Oleh: Hamka Hendra Noer
Dosen Ilmu Politik, FISIP, Universitas Muhammadiyah Jakarta.
PERISTIWA Idul Adha dalam islam berakar dari kisah monumental antara Nabi Ibrahim AS dan putranya Nabi Ismail AS, sebagaimana terekam dalam Al-Qur’an surah Ash-Shaffat ayat: 102-107. Kisah ini bukan sekadar tentang penyembelihan hewan kurban, tetapi menggambarkan puncak ketundukan manusia terhadap perintah Ilahi. Ini adalah simbol cinta dan keimanan yang melampaui logika serta kepentingan duniawi.

Namun lebih dari sekadar ibadah tahunan, peristiwa ini menyimpan pelajaran kepemimpinan moral yang relevan sepanjang masa. Sosok Ibrahim AS menjadi simbol pemimpin yang menjunjung tinggi nilai-nilai etis, memiliki keberanian moral, dan berpegang teguh pada prinsip meskipun harus menghadapi risiko besar.
Dalam dunia yang dipenuhi pragmatisme politik dan krisis integritas, keteladanan ini mengingatkan kita bahwa kepemimpinan sejati tidak dibentuk oleh kekuasaan, melainkan oleh komitmen terhadap nilai dan kebenaran.
Kepemimpinan moral, dicontohkan Ibrahim AS, menuntut keberanian memilih yang benar meskipun tidak populer. Dalam konteks sosial-politik hari ini, kita melihat banyak pemimpin lebih memilih kompromi nilai demi mempertahankan kekuasaan jangka pendek.
Padahal, sebagaimana dikemukakan oleh Greenleaf (2020, h. 13) dalam konsep servant leadership, pemimpin seharusnya hadir untuk melayani dan berkorban demi rakyat, bukan sebaliknya.
Ibrahim AS tidak sekadar tunduk pada kehendak Tuhan, tetapi menunjukkan integritas pribadi yang tinggi. Bahwa kepemimpinan yang otentik selalu lahir dari keteguhan hati dan keberanian moral.

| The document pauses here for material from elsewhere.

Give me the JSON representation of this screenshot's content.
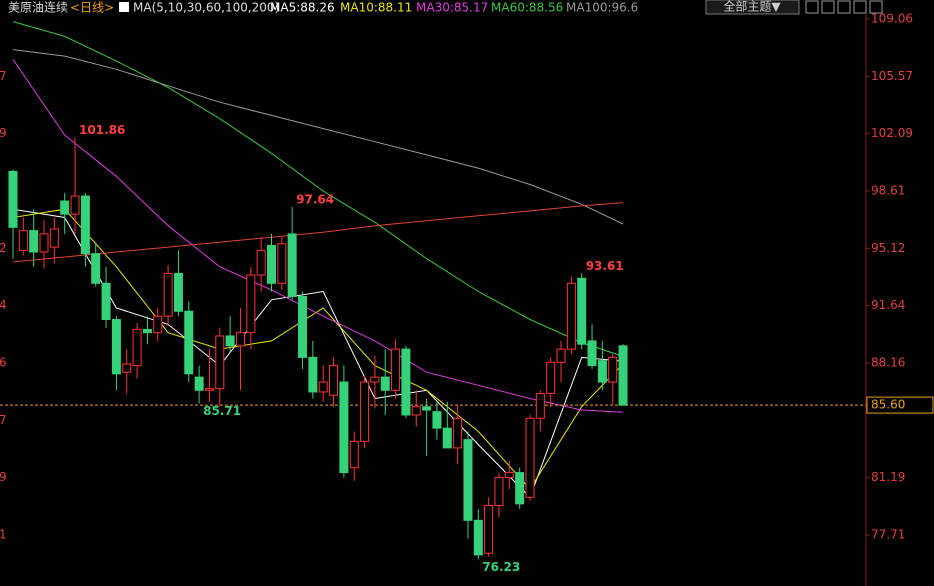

Ritual kurban merefleksikan bahwa kepemimpinan moral berkorelasi erat dengan tanggung jawab sosial. Hewan kurban yang disalurkan, bukan hanya wujud ketaatan spiritual, tetapi bentuk distribusi keadilan sosial dan empati.
Dalam dunia yang sarat ketimpangan moral, pemimpin hadir untuk memperjuangkan pemerataan dan keadilan bukan sekadar mengelola kekuasaan. Nilai pengorbanan inilah yang seharusnya menjadi fondasi bagi pembentukan pemimpin publik—bahwa kepemimpinan harus sensitif terhadap penderitaan rakyat.
Maka, Idul Adha sejatinya bukan hanya momen spiritual, tetapi refleksi kolektif wajah kepemimpinan kita hari ini.
Pertanyaannya adalah, apakah kita masih memiliki pemimpin yang berani menjaga integritas moral, rela berkorban, dan tidak tergoda oleh gemerlapnya kekuasaan? Jawabannya, kita memerlukan pemimpin yang bukan hanya cerdas, tetapi juga benar secara moral.
Sebab, masa depan bangsa tidak ditentukan oleh banyaknya pemimpin yang tampil, melainkan oleh hadirnya pemimpin yang berpikir dan bertindak untuk kebaikan umat.